Martin, you keep saying things like "without value", while other people
on this thread (Rich, Ilari, Yoav) have given you examples of the value
it provides.  You don't seem to be trying to understand those positions.

Your description of the problems it causes you are difficult to follow,
and it doesn't sound like they have been experienced by other
implementors.  But other people are actively trying to make sure they
understand your concerns (like ekr's post downthread here).

Could you offer the rest of the list the same courtesy?
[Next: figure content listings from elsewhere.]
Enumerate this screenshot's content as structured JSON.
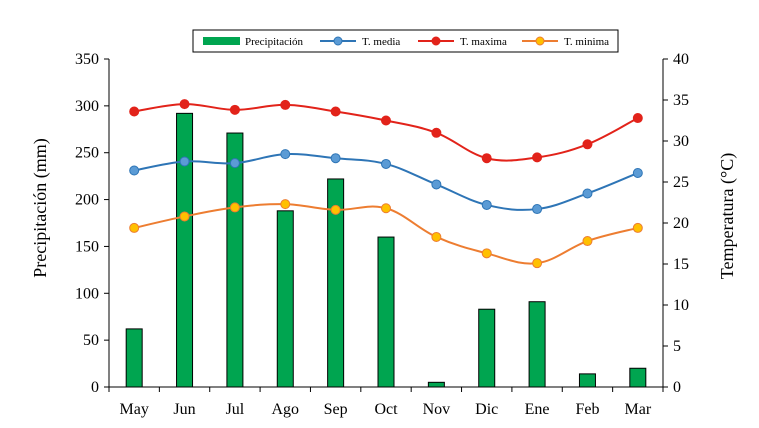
{
  "chart_data": {
    "type": "bar+line",
    "categories": [
      "May",
      "Jun",
      "Jul",
      "Ago",
      "Sep",
      "Oct",
      "Nov",
      "Dic",
      "Ene",
      "Feb",
      "Mar"
    ],
    "bar_series": {
      "name": "Precipitación",
      "color": "#00a550",
      "values": [
        62,
        292,
        271,
        188,
        222,
        160,
        5,
        83,
        91,
        14,
        20
      ]
    },
    "line_series": [
      {
        "name": "T. media",
        "color": "#2e75b6",
        "marker_color": "#5b9bd5",
        "values": [
          26.4,
          27.5,
          27.3,
          28.4,
          27.9,
          27.2,
          24.7,
          22.2,
          21.7,
          23.6,
          26.1
        ]
      },
      {
        "name": "T. maxima",
        "color": "#e2231a",
        "marker_color": "#e2231a",
        "values": [
          33.6,
          34.5,
          33.8,
          34.4,
          33.6,
          32.5,
          31.0,
          27.9,
          28.0,
          29.6,
          32.8
        ]
      },
      {
        "name": "T. minima",
        "color": "#ed7d31",
        "marker_color": "#ffc000",
        "values": [
          19.4,
          20.8,
          21.9,
          22.3,
          21.6,
          21.8,
          18.3,
          16.3,
          15.1,
          17.8,
          19.4
        ]
      }
    ],
    "ylabel_left": "Precipitación (mm)",
    "ylabel_right": "Temperatura (°C)",
    "ylim_left": [
      0,
      350
    ],
    "yticks_left": [
      0,
      50,
      100,
      150,
      200,
      250,
      300,
      350
    ],
    "ylim_right": [
      0,
      40
    ],
    "yticks_right": [
      0,
      5,
      10,
      15,
      20,
      25,
      30,
      35,
      40
    ],
    "grid": false,
    "legend_position": "top"
  }
}
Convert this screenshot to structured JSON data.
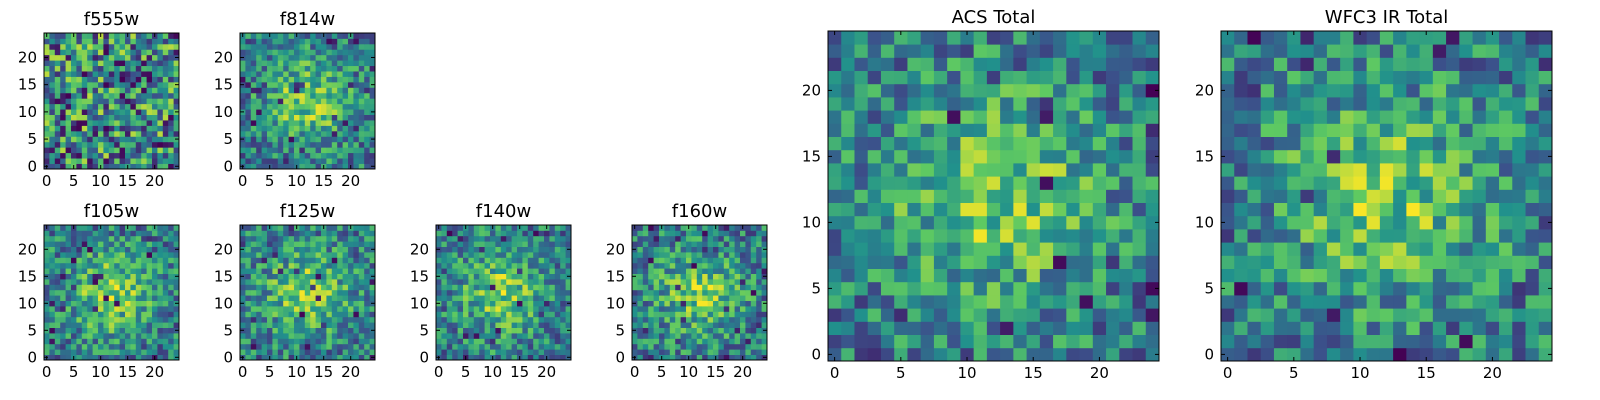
{
  "chart_data": [
    {
      "type": "heatmap",
      "title": "f555w",
      "pixels": 25,
      "xlim": [
        0,
        24
      ],
      "ylim": [
        0,
        24
      ],
      "xticks": [
        0,
        5,
        10,
        15,
        20
      ],
      "yticks": [
        0,
        5,
        10,
        15,
        20
      ],
      "pattern": "noisy",
      "seed": 11
    },
    {
      "type": "heatmap",
      "title": "f814w",
      "pixels": 25,
      "xlim": [
        0,
        24
      ],
      "ylim": [
        0,
        24
      ],
      "xticks": [
        0,
        5,
        10,
        15,
        20
      ],
      "yticks": [
        0,
        5,
        10,
        15,
        20
      ],
      "pattern": "peaked",
      "seed": 23
    },
    {
      "type": "heatmap",
      "title": "f105w",
      "pixels": 25,
      "xlim": [
        0,
        24
      ],
      "ylim": [
        0,
        24
      ],
      "xticks": [
        0,
        5,
        10,
        15,
        20
      ],
      "yticks": [
        0,
        5,
        10,
        15,
        20
      ],
      "pattern": "peaked",
      "seed": 37
    },
    {
      "type": "heatmap",
      "title": "f125w",
      "pixels": 25,
      "xlim": [
        0,
        24
      ],
      "ylim": [
        0,
        24
      ],
      "xticks": [
        0,
        5,
        10,
        15,
        20
      ],
      "yticks": [
        0,
        5,
        10,
        15,
        20
      ],
      "pattern": "peaked",
      "seed": 41
    },
    {
      "type": "heatmap",
      "title": "f140w",
      "pixels": 25,
      "xlim": [
        0,
        24
      ],
      "ylim": [
        0,
        24
      ],
      "xticks": [
        0,
        5,
        10,
        15,
        20
      ],
      "yticks": [
        0,
        5,
        10,
        15,
        20
      ],
      "pattern": "peaked",
      "seed": 53
    },
    {
      "type": "heatmap",
      "title": "f160w",
      "pixels": 25,
      "xlim": [
        0,
        24
      ],
      "ylim": [
        0,
        24
      ],
      "xticks": [
        0,
        5,
        10,
        15,
        20
      ],
      "yticks": [
        0,
        5,
        10,
        15,
        20
      ],
      "pattern": "peaked",
      "seed": 67
    },
    {
      "type": "heatmap",
      "title": "ACS Total",
      "pixels": 25,
      "xlim": [
        0,
        24
      ],
      "ylim": [
        0,
        24
      ],
      "xticks": [
        0,
        5,
        10,
        15,
        20
      ],
      "yticks": [
        0,
        5,
        10,
        15,
        20
      ],
      "pattern": "peaked",
      "seed": 79
    },
    {
      "type": "heatmap",
      "title": "WFC3 IR Total",
      "pixels": 25,
      "xlim": [
        0,
        24
      ],
      "ylim": [
        0,
        24
      ],
      "xticks": [
        0,
        5,
        10,
        15,
        20
      ],
      "yticks": [
        0,
        5,
        10,
        15,
        20
      ],
      "pattern": "peaked",
      "seed": 97
    }
  ],
  "colormap": [
    "#440154",
    "#3b528b",
    "#21918c",
    "#5ec962",
    "#fde725"
  ]
}
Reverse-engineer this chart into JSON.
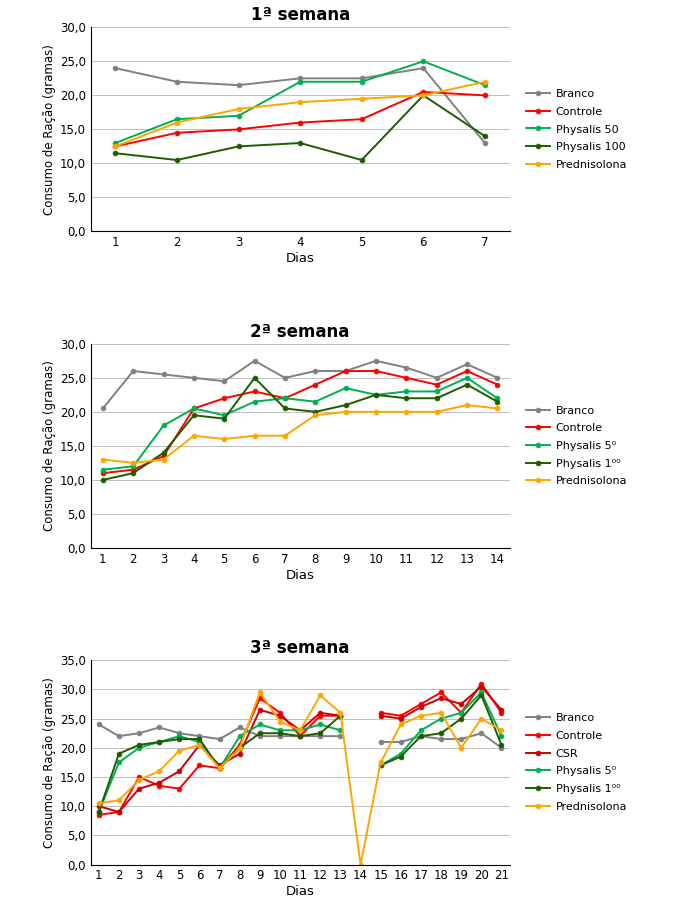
{
  "week1": {
    "title": "1ª semana",
    "days": [
      1,
      2,
      3,
      4,
      5,
      6,
      7
    ],
    "ylim": [
      0,
      30
    ],
    "yticks": [
      0.0,
      5.0,
      10.0,
      15.0,
      20.0,
      25.0,
      30.0
    ],
    "ytick_labels": [
      "0,0",
      "5,0",
      "10,0",
      "15,0",
      "20,0",
      "25,0",
      "30,0"
    ],
    "series": {
      "Branco": [
        24.0,
        22.0,
        21.5,
        22.5,
        22.5,
        24.0,
        13.0
      ],
      "Controle": [
        12.5,
        14.5,
        15.0,
        16.0,
        16.5,
        20.5,
        20.0
      ],
      "Physalis 50": [
        13.0,
        16.5,
        17.0,
        22.0,
        22.0,
        25.0,
        21.5
      ],
      "Physalis 100": [
        11.5,
        10.5,
        12.5,
        13.0,
        10.5,
        20.0,
        14.0
      ],
      "Prednisolona": [
        12.5,
        16.0,
        18.0,
        19.0,
        19.5,
        20.0,
        22.0
      ]
    },
    "colors": {
      "Branco": "#808080",
      "Controle": "#FF0000",
      "Physalis 50": "#00B050",
      "Physalis 100": "#1F5C00",
      "Prednisolona": "#FFA500"
    },
    "legend_labels": [
      "Branco",
      "Controle",
      "Physalis 50",
      "Physalis 100",
      "Prednisolona"
    ]
  },
  "week2": {
    "title": "2ª semana",
    "days": [
      1,
      2,
      3,
      4,
      5,
      6,
      7,
      8,
      9,
      10,
      11,
      12,
      13,
      14
    ],
    "ylim": [
      0,
      30
    ],
    "yticks": [
      0.0,
      5.0,
      10.0,
      15.0,
      20.0,
      25.0,
      30.0
    ],
    "ytick_labels": [
      "0,0",
      "5,0",
      "10,0",
      "15,0",
      "20,0",
      "25,0",
      "30,0"
    ],
    "series": {
      "Branco": [
        20.5,
        26.0,
        25.5,
        25.0,
        24.5,
        27.5,
        25.0,
        26.0,
        26.0,
        27.5,
        26.5,
        25.0,
        27.0,
        25.0
      ],
      "Controle": [
        11.0,
        11.5,
        13.5,
        20.5,
        22.0,
        23.0,
        22.0,
        24.0,
        26.0,
        26.0,
        25.0,
        24.0,
        26.0,
        24.0
      ],
      "Physalis 50": [
        11.5,
        12.0,
        18.0,
        20.5,
        19.5,
        21.5,
        22.0,
        21.5,
        23.5,
        22.5,
        23.0,
        23.0,
        25.0,
        22.0
      ],
      "Physalis 100": [
        10.0,
        11.0,
        14.0,
        19.5,
        19.0,
        25.0,
        20.5,
        20.0,
        21.0,
        22.5,
        22.0,
        22.0,
        24.0,
        21.5
      ],
      "Prednisolona": [
        13.0,
        12.5,
        13.0,
        16.5,
        16.0,
        16.5,
        16.5,
        19.5,
        20.0,
        20.0,
        20.0,
        20.0,
        21.0,
        20.5
      ]
    },
    "colors": {
      "Branco": "#808080",
      "Controle": "#FF0000",
      "Physalis 50": "#00B050",
      "Physalis 100": "#1F5C00",
      "Prednisolona": "#FFA500"
    },
    "legend_labels": [
      "Branco",
      "Controle",
      "Physalis 5⁰",
      "Physalis 1⁰⁰",
      "Prednisolona"
    ]
  },
  "week3": {
    "title": "3ª semana",
    "days": [
      1,
      2,
      3,
      4,
      5,
      6,
      7,
      8,
      9,
      10,
      11,
      12,
      13,
      14,
      15,
      16,
      17,
      18,
      19,
      20,
      21
    ],
    "ylim": [
      0,
      35
    ],
    "yticks": [
      0.0,
      5.0,
      10.0,
      15.0,
      20.0,
      25.0,
      30.0,
      35.0
    ],
    "ytick_labels": [
      "0,0",
      "5,0",
      "10,0",
      "15,0",
      "20,0",
      "25,0",
      "30,0",
      "35,0"
    ],
    "series": {
      "Branco": [
        24.0,
        22.0,
        22.5,
        23.5,
        22.5,
        22.0,
        21.5,
        23.5,
        22.0,
        22.0,
        22.0,
        22.0,
        22.0,
        null,
        21.0,
        21.0,
        22.0,
        21.5,
        21.5,
        22.5,
        20.0
      ],
      "Controle": [
        8.5,
        9.0,
        15.0,
        13.5,
        13.0,
        17.0,
        16.5,
        20.5,
        28.5,
        26.0,
        22.0,
        25.5,
        25.5,
        null,
        26.0,
        25.5,
        27.5,
        29.5,
        26.0,
        31.0,
        26.0
      ],
      "CSR": [
        10.0,
        9.0,
        13.0,
        14.0,
        16.0,
        20.5,
        17.0,
        19.0,
        26.5,
        25.5,
        23.0,
        26.0,
        25.5,
        null,
        25.5,
        25.0,
        27.0,
        28.5,
        27.5,
        30.5,
        26.5
      ],
      "Physalis 50": [
        9.0,
        17.5,
        20.0,
        21.0,
        22.0,
        21.0,
        16.5,
        22.0,
        24.0,
        23.0,
        23.0,
        24.0,
        23.0,
        null,
        17.0,
        19.0,
        23.0,
        25.0,
        26.0,
        29.5,
        22.0
      ],
      "Physalis 100": [
        9.0,
        19.0,
        20.5,
        21.0,
        21.5,
        21.5,
        16.5,
        20.0,
        22.5,
        22.5,
        22.0,
        22.5,
        25.5,
        null,
        17.0,
        18.5,
        22.0,
        22.5,
        25.0,
        29.0,
        20.5
      ],
      "Prednisolona": [
        10.5,
        11.0,
        14.5,
        16.0,
        19.5,
        20.5,
        16.5,
        20.0,
        29.5,
        24.5,
        23.0,
        29.0,
        26.0,
        0.0,
        17.5,
        24.0,
        25.5,
        26.0,
        20.0,
        25.0,
        23.0
      ]
    },
    "colors": {
      "Branco": "#808080",
      "Controle": "#FF0000",
      "CSR": "#CC0000",
      "Physalis 50": "#00B050",
      "Physalis 100": "#1F5C00",
      "Prednisolona": "#FFA500"
    },
    "legend_labels": [
      "Branco",
      "Controle",
      "CSR",
      "Physalis 5⁰",
      "Physalis 1⁰⁰",
      "Prednisolona"
    ]
  },
  "xlabel": "Dias",
  "ylabel": "Consumo de Ração (gramas)",
  "background": "#FFFFFF",
  "grid_color": "#BEBEBE",
  "marker": "o",
  "markersize": 3.5,
  "linewidth": 1.4
}
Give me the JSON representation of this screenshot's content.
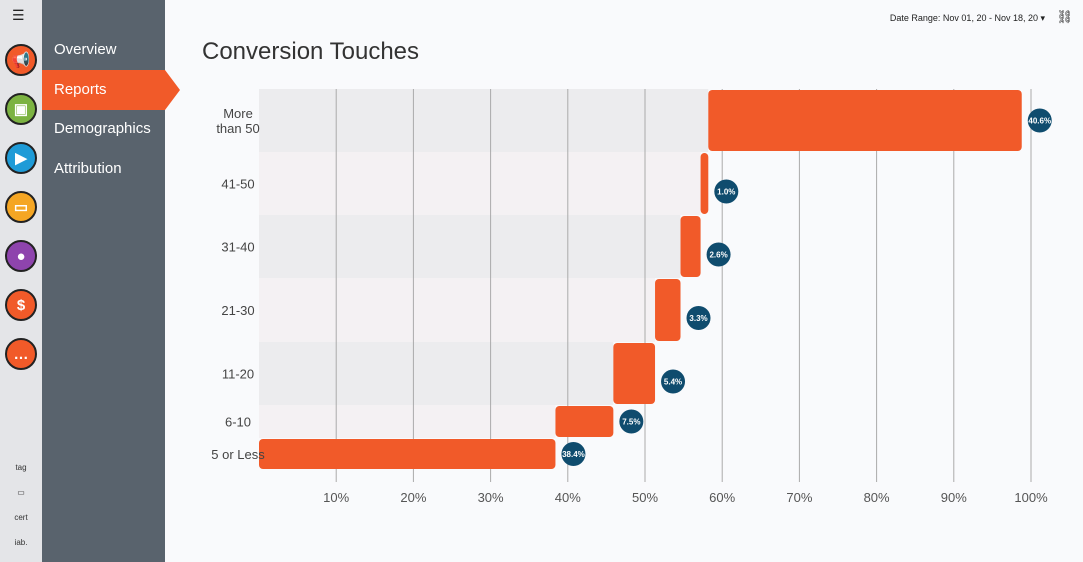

Your earlier argument that the hidden data is deducable by traffic
analysis anyway isn't a satisfying argument, for two reasons:

(a) if it were reliably true, then your implementations could simply
adopt the traffic analysis approach instead of inspecting the
cleartext content types.  If it causes too much additional expense,
then it should increase the expense for adversaries who are
monitoring traffic for these same signals as well, which is a
security+privacy win.

(b) We're including mechanisms (like padding) to make traffic analysis
harder.  More research is needed to know how to best provide this
sort of indistinguishability.  But if we decide instead that it's ok
to directly publish any data that could possibly be inferred by
traffic analysis, we will never improve the security of TLS for its
users against traffic analysis, which will only grow more
sophisticated over time.  Why should we accept this limitation on
TLS?

This WG isn't chartered to defend the engineering optimizations made by
any particular middlebox vendor.  It's chartered to improve the privacy
and security guarantees offered to users of TLS.